Vivien went on to set up a company in Hamble with her boyfriend, and spent the next decade as a yacht delivery and charter skipper.

But eventually she had had enough of life on the water and now only occasionally sails for pleasure.

But she has some interesting memories of her time on the water.

“I remember being mid-Atlantic, heading for Barbados, on watch one night, when there was a terrific noise to the side of the yacht sounding like the whooshing of a firework,” she says.

“It was a whale. It was hard to see just by starlight, but it looked to be about the length of the yacht – 60 feet. “It swam alongside us for about halfan- hour and then just peeled off into the blackness.”

She says the scariest time was crossing the Dover Straits in dense fog and hoping not to be run down by a tanker.

But there was glamour too.

Daily Echo:

Round the Island

“I had an owner who liked me to deliver his yacht to various ports. He would then fly out by helicopter and I would be delivered home in it. I then flew back and collected the yacht from wherever he had ended his holiday. I got a bit spoilt – it’s the only way to travel!”

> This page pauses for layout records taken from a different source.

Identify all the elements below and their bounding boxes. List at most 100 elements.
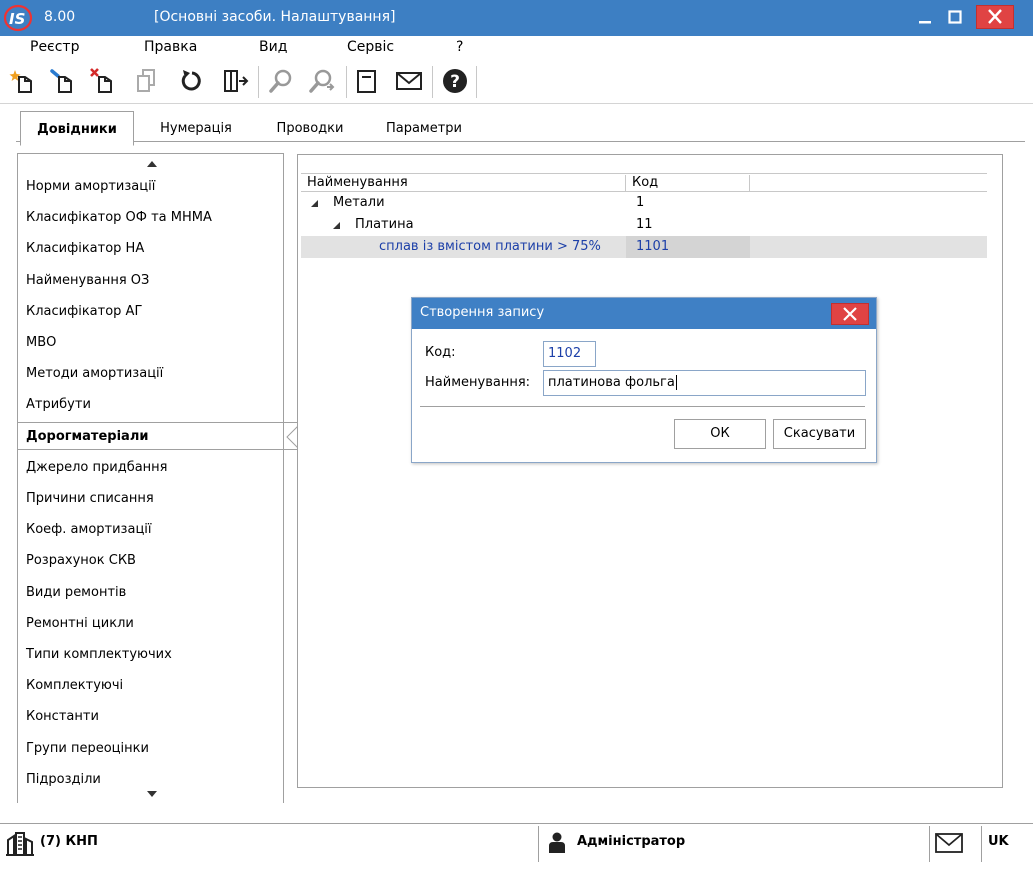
user-icon xyxy=(549,832,565,853)
column-header-code[interactable]: Код xyxy=(626,175,750,192)
cell-code: 11 xyxy=(636,217,653,232)
name-field[interactable]: платинова фольга xyxy=(543,370,866,396)
nav-item[interactable]: Класифікатор НА xyxy=(26,235,144,263)
table-row[interactable]: Платина 11 xyxy=(301,214,987,236)
nav-item[interactable]: Типи комплектуючих xyxy=(26,641,172,669)
svg-text:IS: IS xyxy=(9,10,25,28)
maximize-button[interactable] xyxy=(942,6,968,28)
help-button[interactable]: ? xyxy=(440,66,470,96)
nav-item[interactable]: Види ремонтів xyxy=(26,579,126,607)
nav-item[interactable]: Розрахунок СКВ xyxy=(26,547,136,575)
find-button[interactable] xyxy=(266,66,296,96)
cell-name: сплав із вмістом платини > 75% xyxy=(379,239,601,254)
minimize-icon xyxy=(919,21,931,24)
expand-toggle-icon[interactable] xyxy=(311,200,319,208)
minimize-button[interactable] xyxy=(912,6,938,28)
table-row[interactable]: сплав із вмістом платини > 75% 1101 xyxy=(301,236,987,258)
cell-name: Платина xyxy=(355,217,414,232)
refresh-button[interactable] xyxy=(176,66,206,96)
delete-icon xyxy=(90,68,112,93)
status-separator xyxy=(981,826,982,862)
window-title: [Основні засоби. Налаштування] xyxy=(154,9,396,25)
copy-icon xyxy=(137,69,155,92)
nav-item[interactable]: Дорогматеріали xyxy=(18,421,301,450)
nav-item[interactable]: Ремонтні цикли xyxy=(26,610,134,638)
nav-item[interactable]: Найменування ОЗ xyxy=(26,267,149,295)
nav-item[interactable]: МВО xyxy=(26,329,56,357)
language-indicator[interactable]: UK xyxy=(988,834,1009,849)
nav-item[interactable]: Атрибути xyxy=(26,391,91,419)
dialog-title-bar: Створення запису xyxy=(412,298,876,329)
code-label: Код: xyxy=(425,345,456,360)
nav-item[interactable]: Джерело придбання xyxy=(26,454,168,482)
edit-button[interactable] xyxy=(48,66,78,96)
copy-button[interactable] xyxy=(132,66,162,96)
dialog-separator xyxy=(420,406,865,407)
organization-icon xyxy=(6,832,34,856)
organization-label[interactable]: (7) КНП xyxy=(40,834,98,849)
mail-button[interactable] xyxy=(394,66,424,96)
title-bar: IS 8.00 [Основні засоби. Налаштування] xyxy=(0,0,1033,36)
table-row[interactable]: Метали 1 xyxy=(301,192,987,214)
menu-view[interactable]: Вид xyxy=(259,39,287,55)
scroll-down-icon[interactable] xyxy=(146,790,158,798)
nav-item[interactable]: Причини списання xyxy=(26,485,154,513)
menu-service[interactable]: Сервіс xyxy=(347,39,394,55)
dialog-title: Створення запису xyxy=(420,305,545,320)
cell-code: 1101 xyxy=(626,236,750,258)
content-panel: Найменування Код Метали 1 Платина 11 сплав і… xyxy=(297,154,1003,788)
edit-icon xyxy=(50,69,72,93)
toolbar-separator xyxy=(432,66,433,98)
menu-help[interactable]: ? xyxy=(456,39,463,55)
scroll-up-icon[interactable] xyxy=(146,160,158,168)
menu-registry[interactable]: Реєстр xyxy=(30,39,79,55)
expand-toggle-icon[interactable] xyxy=(333,222,341,230)
nav-item[interactable]: Константи xyxy=(26,703,99,731)
tab-dictionaries[interactable]: Довідники xyxy=(20,111,134,146)
cell-name: Метали xyxy=(333,195,385,210)
help-icon: ? xyxy=(443,69,467,93)
find-next-icon xyxy=(309,69,335,93)
ok-button[interactable]: ОК xyxy=(674,419,766,449)
note-button[interactable] xyxy=(352,66,382,96)
cancel-button[interactable]: Скасувати xyxy=(773,419,866,449)
name-label: Найменування: xyxy=(425,375,531,390)
svg-text:?: ? xyxy=(450,72,460,92)
close-icon xyxy=(988,9,1002,24)
nav-item[interactable]: Комплектуючі xyxy=(26,672,123,700)
create-button[interactable] xyxy=(8,66,38,96)
code-value: 1102 xyxy=(548,346,582,361)
nav-item[interactable]: Групи переоцінки xyxy=(26,735,149,763)
nav-item[interactable]: Коеф. амортизації xyxy=(26,516,152,544)
find-icon xyxy=(269,69,292,93)
nav-item[interactable]: Класифікатор АГ xyxy=(26,298,142,326)
nav-item[interactable]: Класифікатор ОФ та МНМА xyxy=(26,204,212,232)
nav-item[interactable]: Підрозділи xyxy=(26,766,101,794)
menu-edit[interactable]: Правка xyxy=(144,39,197,55)
mail-icon xyxy=(396,72,422,90)
note-icon xyxy=(357,70,376,93)
tab-parameters[interactable]: Параметри xyxy=(374,116,474,142)
user-label[interactable]: Адміністратор xyxy=(577,834,685,849)
exit-button[interactable] xyxy=(220,66,250,96)
data-grid: Найменування Код Метали 1 Платина 11 сплав і… xyxy=(301,173,987,258)
delete-button[interactable] xyxy=(88,66,118,96)
toolbar-separator xyxy=(346,66,347,98)
code-field[interactable]: 1102 xyxy=(543,341,596,367)
app-version: 8.00 xyxy=(44,9,76,25)
cell-code: 1 xyxy=(636,195,645,210)
tab-postings[interactable]: Проводки xyxy=(262,116,358,142)
status-separator xyxy=(929,826,930,862)
dialog-close-button[interactable] xyxy=(831,303,869,325)
menu-bar: Реєстр Правка Вид Сервіс ? xyxy=(0,36,1033,60)
dictionary-list: Норми амортизації Класифікатор ОФ та МНМА… xyxy=(17,153,304,803)
app-logo-icon: IS xyxy=(3,4,34,32)
find-next-button[interactable] xyxy=(306,66,336,96)
mail-icon[interactable] xyxy=(935,833,963,853)
grid-header: Найменування Код xyxy=(301,173,987,192)
nav-item[interactable]: Норми амортизації xyxy=(26,173,155,201)
tab-numbering[interactable]: Нумерація xyxy=(146,116,246,142)
column-header-name[interactable]: Найменування xyxy=(301,175,626,192)
close-button[interactable] xyxy=(976,5,1014,29)
nav-item[interactable]: Методи амортизації xyxy=(26,360,163,388)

She adds: “A slightly surreal memory is when I used to accompany one of Margaret Thatcher’s Cabinet ministers who had been injured in the Brighton bombing and needed someone nimble about the yacht.

“He used to just do a fast circuit of the Solent while eating grapefruit for breakfast and not saying very much!

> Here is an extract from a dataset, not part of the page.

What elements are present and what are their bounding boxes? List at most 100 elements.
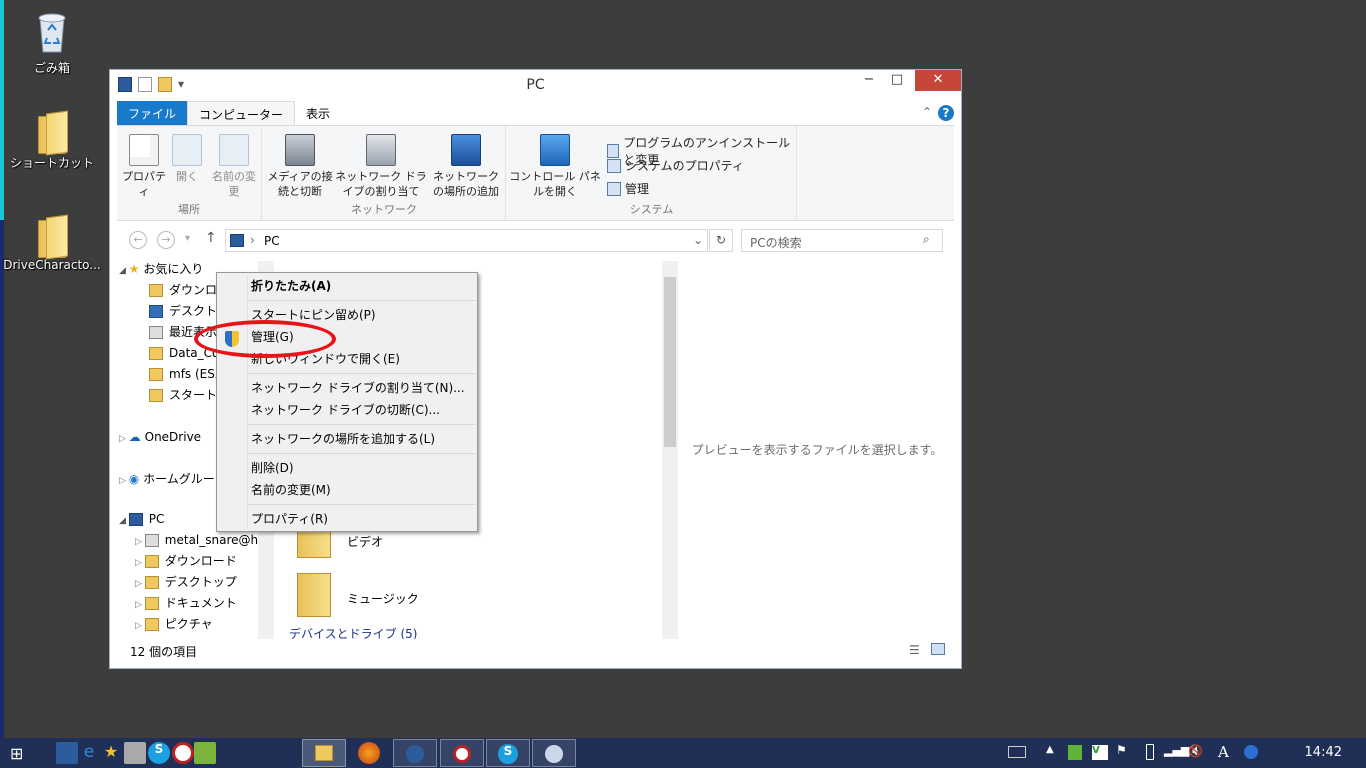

We would have to wait on the pontoon until the police dog handler had his sniffer dog check out the boat for bombs – at the time, the IRA were targeting ministers. I was a bit scared of being blown up!”

Vivien may no longer spend her time on the water, but it continues to inspire her.

The 59-year-old took up painting seriously five years ago and has revisited her time on yachts with her latest batch of work – a series of paintings which celebrate life on the water.

Daily Echo:

River Dun at Dunbridge

She was inspired to take up painting around 20 years ago, when her father retired from his job as an architect and began painting exquisite watercolours.

But it wasn’t until she stopped sailing that she had the time to really focus on her art.

Vivien now paints a range of subjects and has produced a number of seascapes – “I spent such a lot of time staring out to sea”.

But recently she has started painting yachting scenes and has found it has brought back the excitement and passion she felt for yachting, but this time rather than wanting to be on the water she loves painting it.

“I find I’m filled with excitement and am using large brush strokes and am very animated,” she says.

“My passion for sailing has been replaced by my passion for painting.”